Озеров здесь был недавно, мы с ним говорили о службе Миши. Он находит, что Миша мог бы вернуться в полк к 1 декабря, чтобы получить роту, когда все новобранцы поступят туда. А до 1 декабря достаточно времени было бы пожить здесь и погреться на крымском солнце! Ну, я понимаю, милая Мамá, что тебе хочется удержать его у себя.

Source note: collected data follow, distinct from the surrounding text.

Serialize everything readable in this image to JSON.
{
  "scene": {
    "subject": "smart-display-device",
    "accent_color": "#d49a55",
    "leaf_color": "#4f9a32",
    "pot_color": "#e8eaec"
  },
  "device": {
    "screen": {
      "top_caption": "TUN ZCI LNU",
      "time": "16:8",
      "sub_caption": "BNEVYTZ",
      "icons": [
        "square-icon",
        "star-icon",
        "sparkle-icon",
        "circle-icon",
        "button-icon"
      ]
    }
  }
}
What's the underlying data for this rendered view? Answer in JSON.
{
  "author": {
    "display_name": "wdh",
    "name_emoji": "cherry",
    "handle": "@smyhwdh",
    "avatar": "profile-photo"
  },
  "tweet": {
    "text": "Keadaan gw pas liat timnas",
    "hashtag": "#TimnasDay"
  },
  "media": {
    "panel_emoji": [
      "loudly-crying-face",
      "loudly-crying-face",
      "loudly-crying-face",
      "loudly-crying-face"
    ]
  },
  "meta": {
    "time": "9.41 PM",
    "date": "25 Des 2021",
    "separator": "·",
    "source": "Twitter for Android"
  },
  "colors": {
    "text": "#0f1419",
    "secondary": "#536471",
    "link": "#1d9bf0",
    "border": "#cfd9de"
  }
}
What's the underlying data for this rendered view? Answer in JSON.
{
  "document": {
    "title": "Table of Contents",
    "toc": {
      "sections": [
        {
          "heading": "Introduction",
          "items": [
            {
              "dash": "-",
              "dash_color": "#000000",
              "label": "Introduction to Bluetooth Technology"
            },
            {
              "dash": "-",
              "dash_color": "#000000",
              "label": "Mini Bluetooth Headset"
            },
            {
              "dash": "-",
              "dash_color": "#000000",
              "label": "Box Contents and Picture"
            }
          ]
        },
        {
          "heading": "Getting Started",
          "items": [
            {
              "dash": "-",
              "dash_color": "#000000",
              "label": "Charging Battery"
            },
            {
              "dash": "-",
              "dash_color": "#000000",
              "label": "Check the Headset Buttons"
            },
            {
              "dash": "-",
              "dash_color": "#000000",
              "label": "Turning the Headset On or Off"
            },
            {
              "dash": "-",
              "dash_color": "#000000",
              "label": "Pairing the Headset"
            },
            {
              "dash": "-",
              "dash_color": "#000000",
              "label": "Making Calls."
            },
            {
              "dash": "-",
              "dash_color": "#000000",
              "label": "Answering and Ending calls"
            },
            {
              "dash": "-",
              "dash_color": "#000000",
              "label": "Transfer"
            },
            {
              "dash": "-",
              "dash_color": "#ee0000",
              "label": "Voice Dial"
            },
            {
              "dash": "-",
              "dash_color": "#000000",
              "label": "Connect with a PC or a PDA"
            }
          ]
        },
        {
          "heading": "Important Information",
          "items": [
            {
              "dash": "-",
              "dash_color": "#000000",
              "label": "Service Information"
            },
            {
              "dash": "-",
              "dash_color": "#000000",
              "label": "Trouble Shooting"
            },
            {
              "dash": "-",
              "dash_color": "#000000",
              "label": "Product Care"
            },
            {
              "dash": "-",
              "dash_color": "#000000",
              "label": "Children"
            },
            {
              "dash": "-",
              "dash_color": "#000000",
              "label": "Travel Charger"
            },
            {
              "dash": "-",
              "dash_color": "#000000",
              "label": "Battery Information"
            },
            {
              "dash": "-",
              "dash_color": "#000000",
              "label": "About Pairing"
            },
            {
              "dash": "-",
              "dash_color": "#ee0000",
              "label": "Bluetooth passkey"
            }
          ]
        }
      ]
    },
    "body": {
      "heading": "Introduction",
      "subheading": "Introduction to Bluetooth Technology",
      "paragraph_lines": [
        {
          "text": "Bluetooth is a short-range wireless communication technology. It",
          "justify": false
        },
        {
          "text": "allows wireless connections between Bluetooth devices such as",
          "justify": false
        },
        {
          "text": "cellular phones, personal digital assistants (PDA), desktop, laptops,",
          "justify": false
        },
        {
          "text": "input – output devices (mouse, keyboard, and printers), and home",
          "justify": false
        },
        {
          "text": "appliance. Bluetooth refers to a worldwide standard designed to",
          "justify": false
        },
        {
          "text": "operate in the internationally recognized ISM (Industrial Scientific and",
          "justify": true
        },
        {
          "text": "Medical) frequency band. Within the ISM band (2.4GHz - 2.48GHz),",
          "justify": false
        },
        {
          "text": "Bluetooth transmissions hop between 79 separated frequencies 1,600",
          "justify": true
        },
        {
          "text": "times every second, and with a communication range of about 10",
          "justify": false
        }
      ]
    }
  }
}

Другое мое горе, совсем уже личное горе, потеря доброго милого Имана, случилось в самом начале октября, почти в тот же день, что и бедный Ворон. Он был болен с лета, и по приезде сюда ветеринар начал его лечить. Он был отделен и жил в нашем доме внизу. Раны на нем уже прошли, как вдруг он стал слабеть и ночью скоро кончился. Я должен сознаться, что целый день потом плакал; мне до сих пор его страшно недостает на прогулках! Это была такая умная, верная и добрая собака!
Теперь, милая Мамá, я перехожу к тоже больному вопросу, к содержанию твоего последнего письма. Дня два-три после его получения я узнал, что в Ялту приехал сам Бобриков[725] с женою в короткий отпуск. Я тотчас же послал за ним и начал его исповедовать на основании того, как ты мне писала. Он на все мои трудные вопросы отвечал обстоятельно, подробно и спокойно. Я не могу допустить, что он говорил мне неправду, Относительно пения «Vort Land» он заверил меня, что никогда не запрещал его; при нем, когда его поют, он встает, как и должно делать, но что действительно он не позволяет повторять его 10 или 15 раз подряд или играть в скверных кабаках, где бы он запретил и наш гимн тоже, потому что место не подобает.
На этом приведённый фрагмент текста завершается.